Speaking from Kalavryta in the Peloponnese, Papandreou said he had not been deterred by two failed attempts last week to obtain crossparty support for fiscal measures. “I will do my duty, I am not interested in petty party political games, nor in political cost,” said the prime minister, who added that Greece would prove the “naysayers” wrong.
“We are in the first year of a three-year effort,” he noted. The prime minister said that he was optimistic Greece would have a primary budget surplus by next year.

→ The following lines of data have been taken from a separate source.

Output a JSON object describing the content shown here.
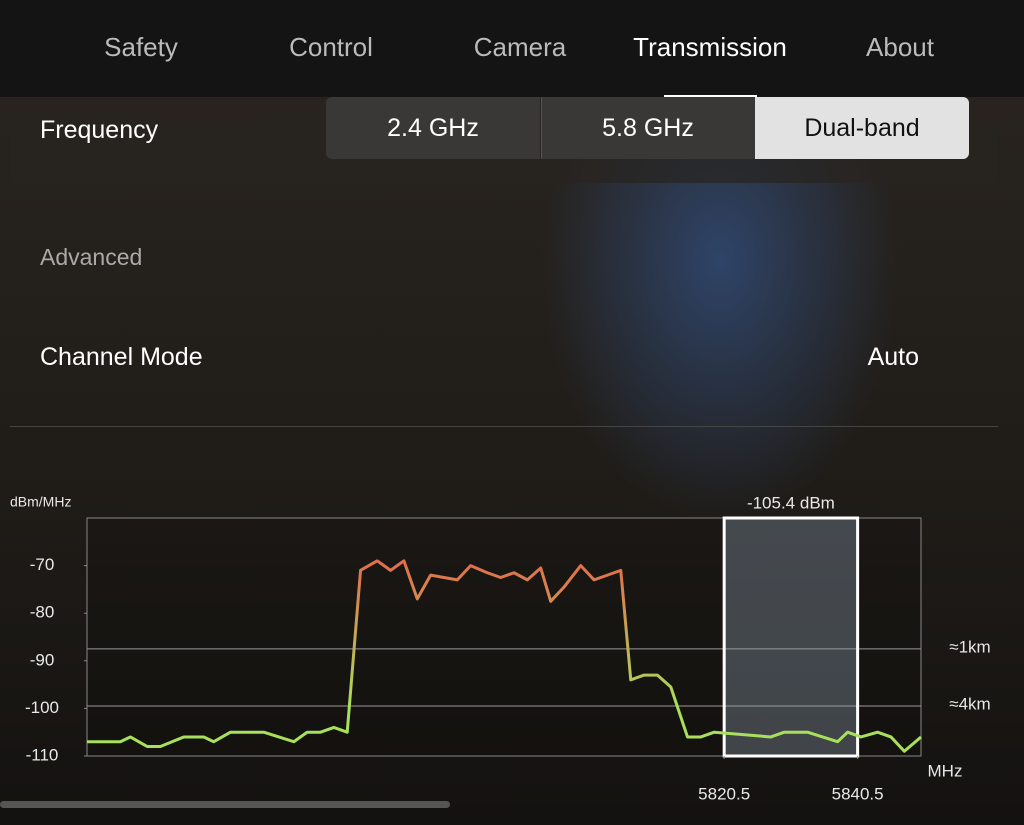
{
  "tabs": [
    "Safety",
    "Control",
    "Camera",
    "Transmission",
    "About"
  ],
  "active_tab": 3,
  "frequency": {
    "label": "Frequency",
    "options": [
      "2.4 GHz",
      "5.8 GHz",
      "Dual-band"
    ],
    "selected": 2
  },
  "advanced": "Advanced",
  "channel_mode": {
    "label": "Channel Mode",
    "value": "Auto"
  },
  "chart_data": {
    "type": "line",
    "y_label": "dBm/MHz",
    "x_label": "MHz",
    "xlim": [
      5725,
      5850
    ],
    "ylim": [
      -110,
      -60
    ],
    "xticks": [
      5820.5,
      5840.5
    ],
    "yticks": [
      -70,
      -80,
      -90,
      -100,
      -110
    ],
    "colors": [
      "#a8e05c",
      "#e0704c"
    ],
    "x": [
      5725,
      5730,
      5731.5,
      5734,
      5736,
      5739.5,
      5742.5,
      5744,
      5746.5,
      5751.5,
      5756,
      5758,
      5760,
      5762,
      5764,
      5766,
      5768.5,
      5770.5,
      5772.5,
      5774.5,
      5776.5,
      5780.5,
      5782.5,
      5785,
      5787,
      5789,
      5791,
      5793,
      5794.5,
      5796.5,
      5799,
      5801,
      5805,
      5806.5,
      5808.5,
      5810.5,
      5812.5,
      5815,
      5817,
      5819,
      5827.5,
      5829.5,
      5833,
      5837.5,
      5839,
      5841,
      5843.5,
      5845.5,
      5847.5,
      5850
    ],
    "values": [
      -107,
      -107,
      -106,
      -108,
      -108,
      -106,
      -106,
      -107,
      -105,
      -105,
      -107,
      -105,
      -105,
      -104,
      -105,
      -71,
      -69,
      -71,
      -69,
      -77,
      -72,
      -73,
      -70,
      -71.5,
      -72.5,
      -71.5,
      -73,
      -70.5,
      -77.5,
      -74.5,
      -70,
      -73,
      -71,
      -94,
      -93,
      -93,
      -95.5,
      -106,
      -106,
      -105,
      -106,
      -105,
      -105,
      -107,
      -105,
      -106,
      -105,
      -106,
      -109,
      -106
    ],
    "highlight": {
      "start": 5820.5,
      "end": 5840.5,
      "label": "-105.4 dBm"
    },
    "ref_lines": [
      {
        "value": -87.5,
        "label": "≈1km"
      },
      {
        "value": -99.5,
        "label": "≈4km"
      }
    ]
  }
}
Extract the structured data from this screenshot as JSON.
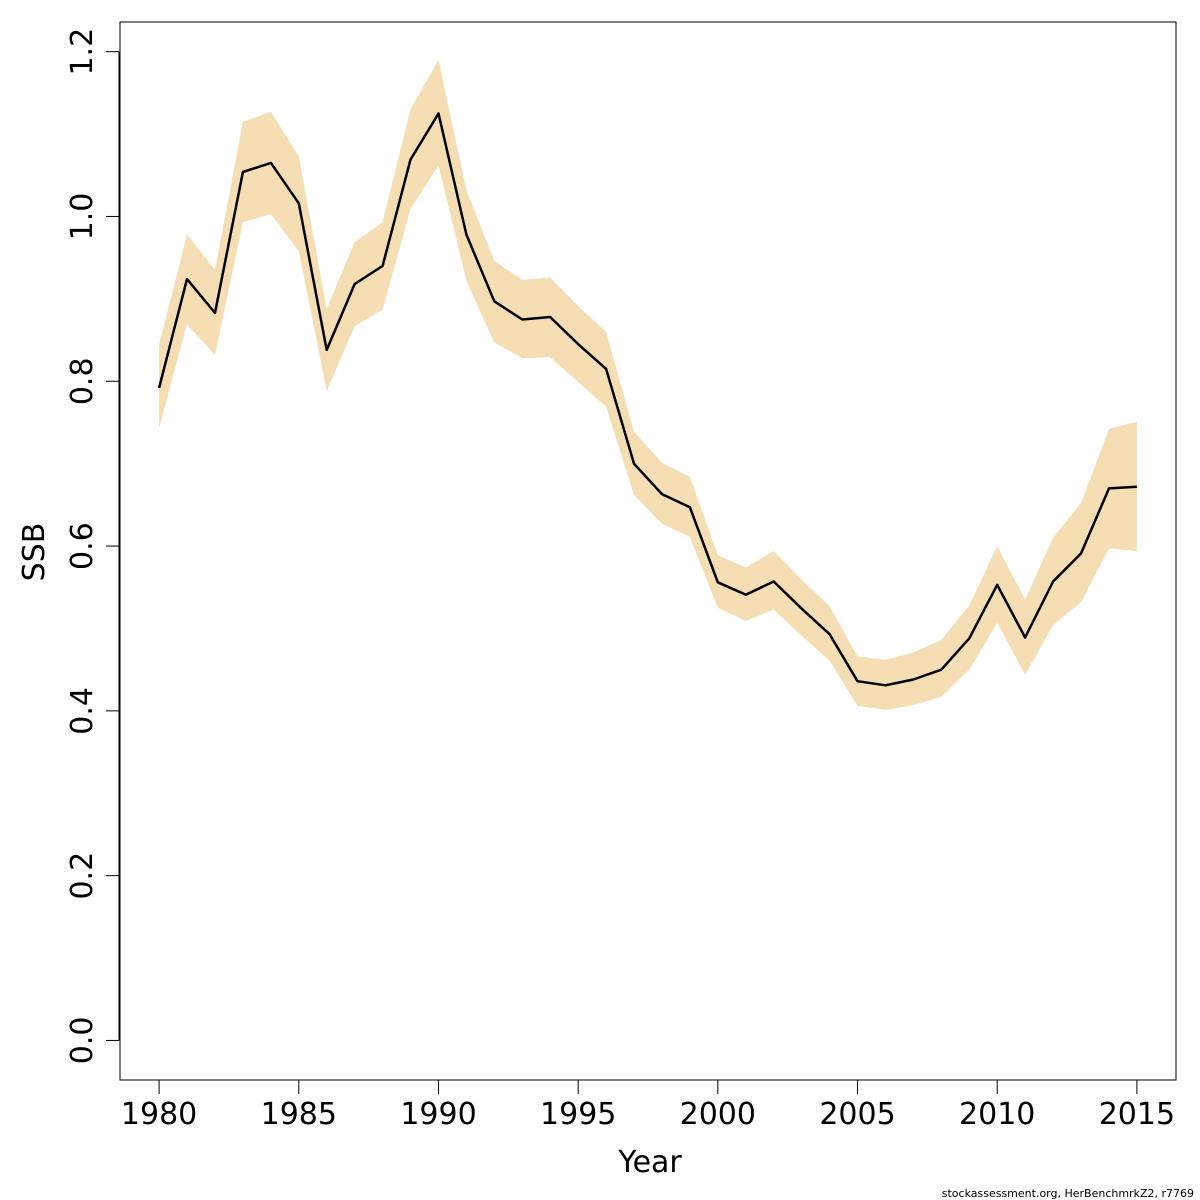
{
  "chart_data": {
    "type": "line",
    "title": "",
    "xlabel": "Year",
    "ylabel": "SSB",
    "xlim": [
      1978.6,
      2016.4
    ],
    "ylim": [
      -0.048,
      1.236
    ],
    "xticks": [
      1980,
      1985,
      1990,
      1995,
      2000,
      2005,
      2010,
      2015
    ],
    "yticks": [
      "0.0",
      "0.2",
      "0.4",
      "0.6",
      "0.8",
      "1.0",
      "1.2"
    ],
    "grid": false,
    "legend": "none",
    "colors": {
      "line": "#000000",
      "band": "#f5deb3",
      "frame": "#000000"
    },
    "x": [
      1980,
      1981,
      1982,
      1983,
      1984,
      1985,
      1986,
      1987,
      1988,
      1989,
      1990,
      1991,
      1992,
      1993,
      1994,
      1995,
      1996,
      1997,
      1998,
      1999,
      2000,
      2001,
      2002,
      2003,
      2004,
      2005,
      2006,
      2007,
      2008,
      2009,
      2010,
      2011,
      2012,
      2013,
      2014,
      2015
    ],
    "series": [
      {
        "values": [
          0.792,
          0.924,
          0.883,
          1.054,
          1.065,
          1.016,
          0.838,
          0.918,
          0.94,
          1.069,
          1.125,
          0.978,
          0.897,
          0.875,
          0.878,
          0.845,
          0.815,
          0.7,
          0.663,
          0.647,
          0.556,
          0.541,
          0.557,
          0.524,
          0.493,
          0.436,
          0.431,
          0.438,
          0.45,
          0.488,
          0.553,
          0.489,
          0.557,
          0.591,
          0.67,
          0.672
        ],
        "lower": [
          0.743,
          0.869,
          0.832,
          0.993,
          1.003,
          0.958,
          0.788,
          0.867,
          0.887,
          1.009,
          1.062,
          0.922,
          0.847,
          0.828,
          0.829,
          0.799,
          0.769,
          0.662,
          0.627,
          0.611,
          0.525,
          0.509,
          0.523,
          0.491,
          0.461,
          0.406,
          0.401,
          0.407,
          0.417,
          0.45,
          0.507,
          0.444,
          0.504,
          0.532,
          0.597,
          0.594
        ],
        "upper": [
          0.845,
          0.978,
          0.935,
          1.115,
          1.127,
          1.073,
          0.888,
          0.969,
          0.993,
          1.13,
          1.19,
          1.032,
          0.946,
          0.923,
          0.926,
          0.891,
          0.86,
          0.739,
          0.701,
          0.684,
          0.589,
          0.574,
          0.594,
          0.559,
          0.527,
          0.466,
          0.462,
          0.471,
          0.486,
          0.528,
          0.6,
          0.535,
          0.61,
          0.652,
          0.742,
          0.751
        ]
      }
    ]
  },
  "footnote": "stockassessment.org, HerBenchmrkZ2, r7769"
}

However, Papandreou came under attack from his political rivals over the weekend. The leader of the Coalition of the Radical Left (SYRIZA), Alexis Tsipras, accused Papandreou of attempting to bypass the will of the Greek people by suggesting during the leaders’ meeting on Friday the idea of bringing opposition politicians or other figures not aligned to any of the parties into the government. “It is not enough that they handed the economy over to the bankers, now they want to hand over the popular mandate,” Tsipras told SYRIZA members.
Speaking at the congress of her centrist party, Democratic Alliance, Dora Bakoyannis, suggest- ed that Papandreou and the New Democracy leader were putting personal interest ahead of the country. “They want to be the drachma prime ministers,” she said.
Perhaps the strongest condemnation of the government, and the political system as a whole, came from protesters who gathered in Syntagma Square for a fifth consecutive day. It was the largest demonstration by the so-called Indignant movement, with estimates putting the crowd at anywhere between 30,000 and 100,000 people.